Бродя по перрону, я поглядывал в сторону Куряжа и вспоминал,
что неприятель сегодня показал некоторые признаки слабости духа.
Как ни рано я встал, а в колонии уже было движение.
Почему-то многие толкались возле окон пионерской комнаты, другие, гремя
ведрами, спускались к «чудотворному» источнику за водой. У колокольных ворот
стояли Зорень и Нисинов.
— А когда приедут горьковцы? Утром? — спросил
серьезно Митька.
— Утром. Вы сегодня рано поднялись.
— Угу… Не спится как-то… Они на Рыжов приедут?
— На Рыжов. А вы будете здесь встречать.
— А скоро?
— Успеете умыться.
— Пойдем, Митька, — медленно реализовал Зорень мое
предложение.
Я приказал Горовичу для встречи колонны горьковцев и садюта
знамени выстроить куряжан во дворе, не применяя для этого никакого особенного
давления:
— Просто пригласите.
Наконец вышел из тайников станцйии Люботин добрый дух в
образе угловатого сторожа и зазвонил в колокол.
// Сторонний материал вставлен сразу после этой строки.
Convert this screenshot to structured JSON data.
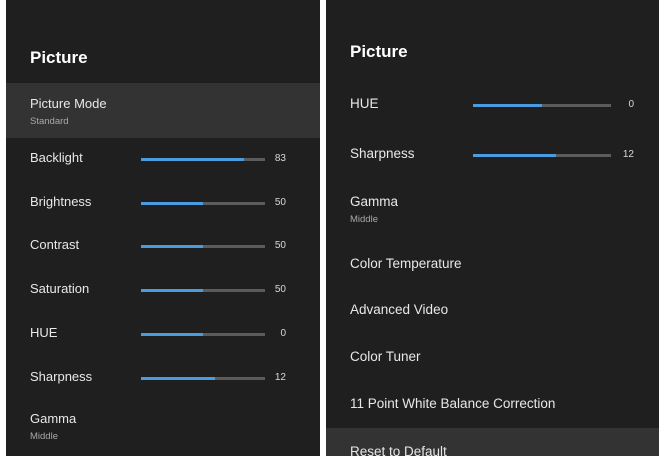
{
  "left_panel": {
    "title": "Picture",
    "picture_mode": {
      "label": "Picture Mode",
      "value": "Standard"
    },
    "sliders": [
      {
        "label": "Backlight",
        "value": "83",
        "level": 0.83
      },
      {
        "label": "Brightness",
        "value": "50",
        "level": 0.5
      },
      {
        "label": "Contrast",
        "value": "50",
        "level": 0.5
      },
      {
        "label": "Saturation",
        "value": "50",
        "level": 0.5
      },
      {
        "label": "HUE",
        "value": "0",
        "level": 0.5
      },
      {
        "label": "Sharpness",
        "value": "12",
        "level": 0.6
      }
    ],
    "gamma": {
      "label": "Gamma",
      "value": "Middle"
    }
  },
  "right_panel": {
    "title": "Picture",
    "sliders": [
      {
        "label": "HUE",
        "value": "0",
        "level": 0.5
      },
      {
        "label": "Sharpness",
        "value": "12",
        "level": 0.6
      }
    ],
    "gamma": {
      "label": "Gamma",
      "value": "Middle"
    },
    "items": [
      {
        "label": "Color Temperature"
      },
      {
        "label": "Advanced Video"
      },
      {
        "label": "Color Tuner"
      },
      {
        "label": "11 Point White Balance Correction"
      },
      {
        "label": "Reset to Default"
      }
    ]
  },
  "colors": {
    "panel_bg": "#1f1f1f",
    "selected_bg": "#333333",
    "slider_fill": "#4a9ce0",
    "slider_track": "#5b5b5b"
  }
}
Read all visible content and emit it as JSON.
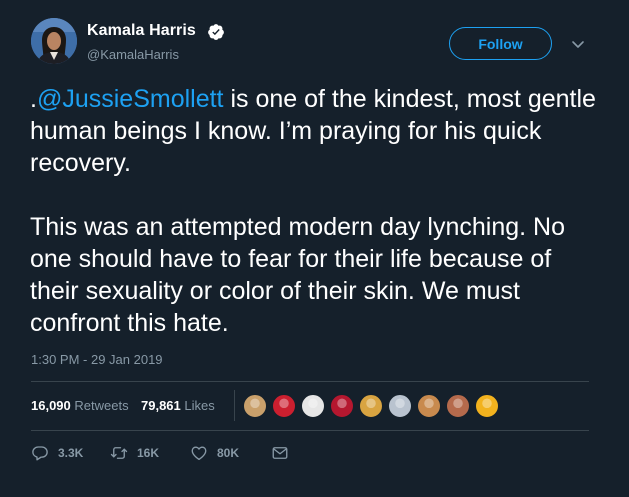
{
  "user": {
    "display_name": "Kamala Harris",
    "handle": "@KamalaHarris",
    "verified": true
  },
  "follow_label": "Follow",
  "tweet": {
    "lead": ".",
    "mention": "@JussieSmollett",
    "body": " is one of the kindest, most gentle human beings I know. I’m praying for his quick recovery.\n\nThis was an attempted modern day lynching. No one should have to fear for their life because of their sexuality or color of their skin. We must confront this hate."
  },
  "timestamp": "1:30 PM - 29 Jan 2019",
  "stats": {
    "retweets_count": "16,090",
    "retweets_label": "Retweets",
    "likes_count": "79,861",
    "likes_label": "Likes"
  },
  "liker_avatars": [
    "#c9a06b",
    "#cc1f2f",
    "#e6e6e6",
    "#b5172f",
    "#d9a441",
    "#b9c3cf",
    "#c88a4e",
    "#b56a4c",
    "#f2b21e"
  ],
  "actions": {
    "reply_count": "3.3K",
    "retweet_count": "16K",
    "like_count": "80K"
  },
  "colors": {
    "background": "#15202b",
    "accent": "#1da1f2",
    "secondary_text": "#8899a6",
    "divider": "#38444d"
  }
}
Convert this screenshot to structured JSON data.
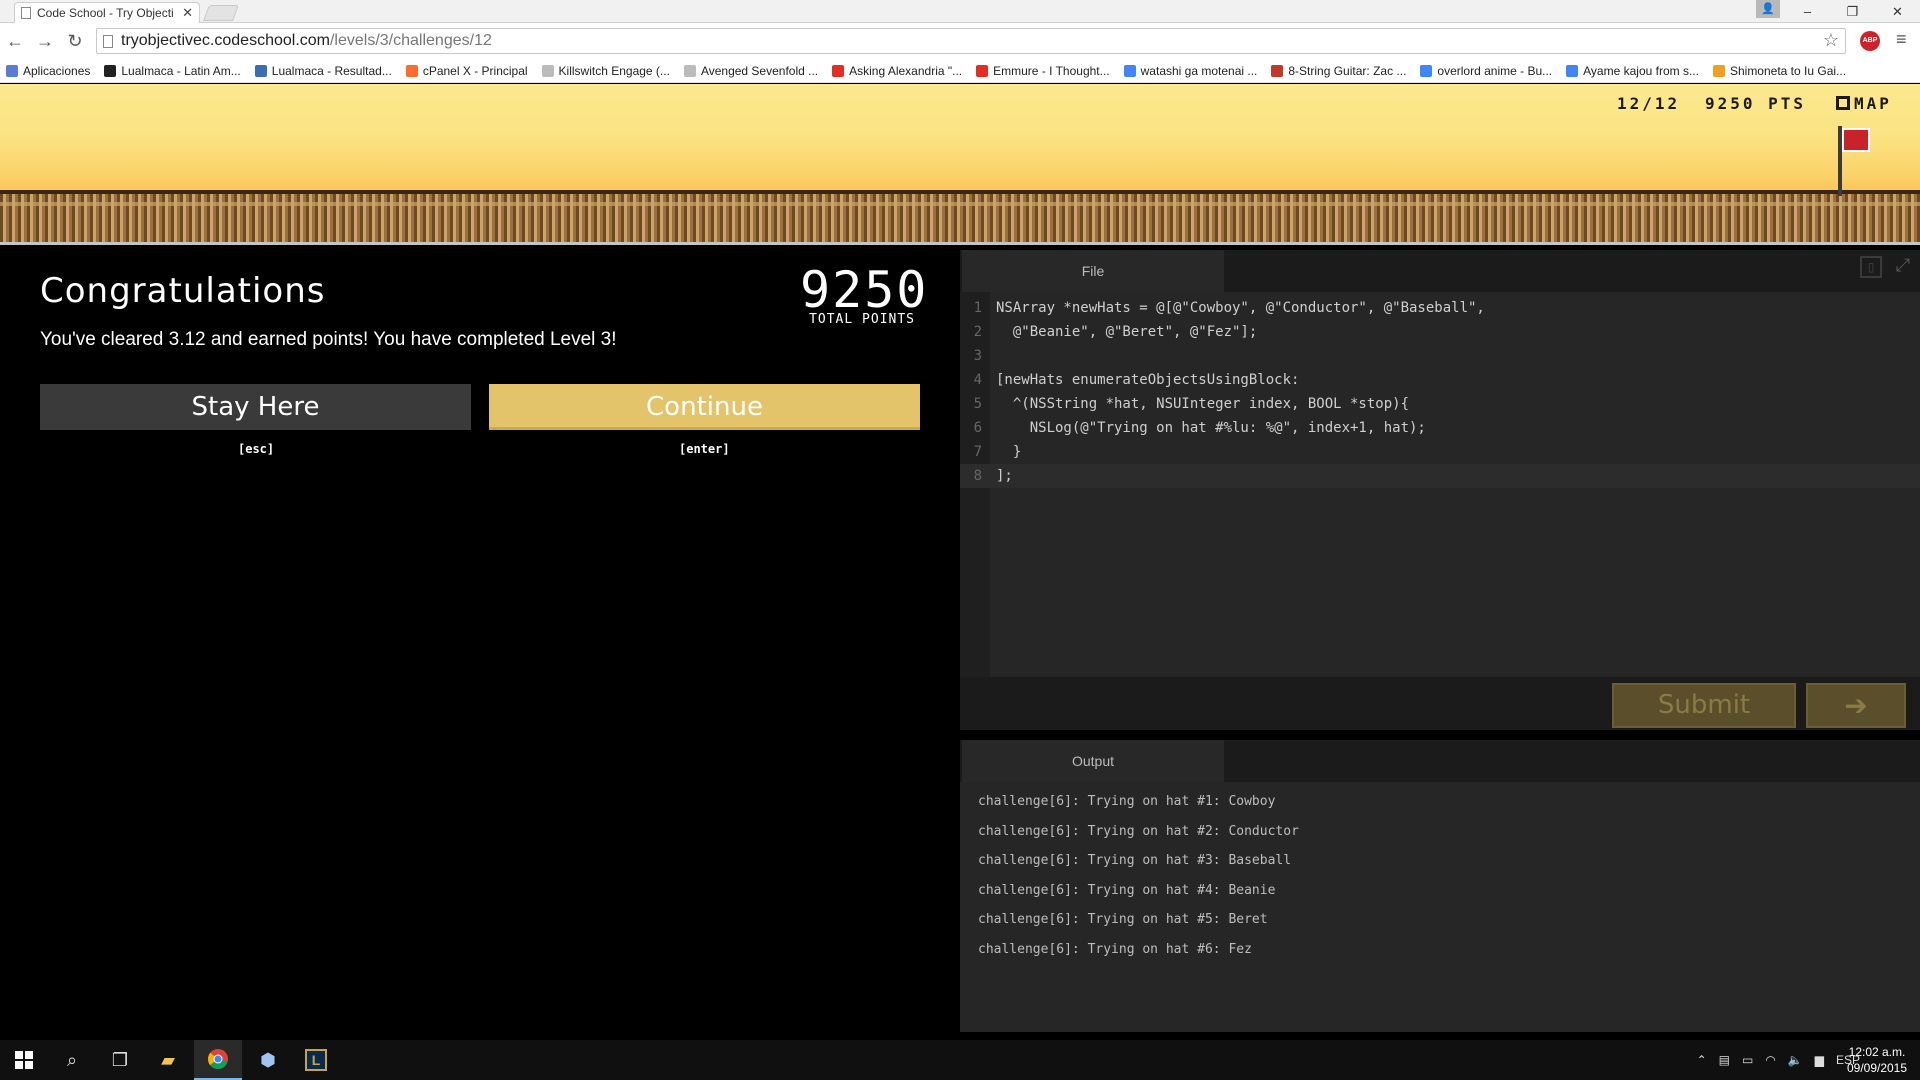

Отзвонив, он открыл мне тайну
этого символического действия:
— Запросился триста семьдесят третий бис. Через
двадцать минут прибудет.
Вдруг намеченный план встречи неожиданно осложнился, и
дальше все покатилось как-то по особенному запутанно, горячо и по-мальчишески
радостно. Раньше чем прибыл триста семьдесят третий бис, из Харькова подкатил
дачный, и из вагонов полился на меня комсомольско-рабфаковский освежающий душ.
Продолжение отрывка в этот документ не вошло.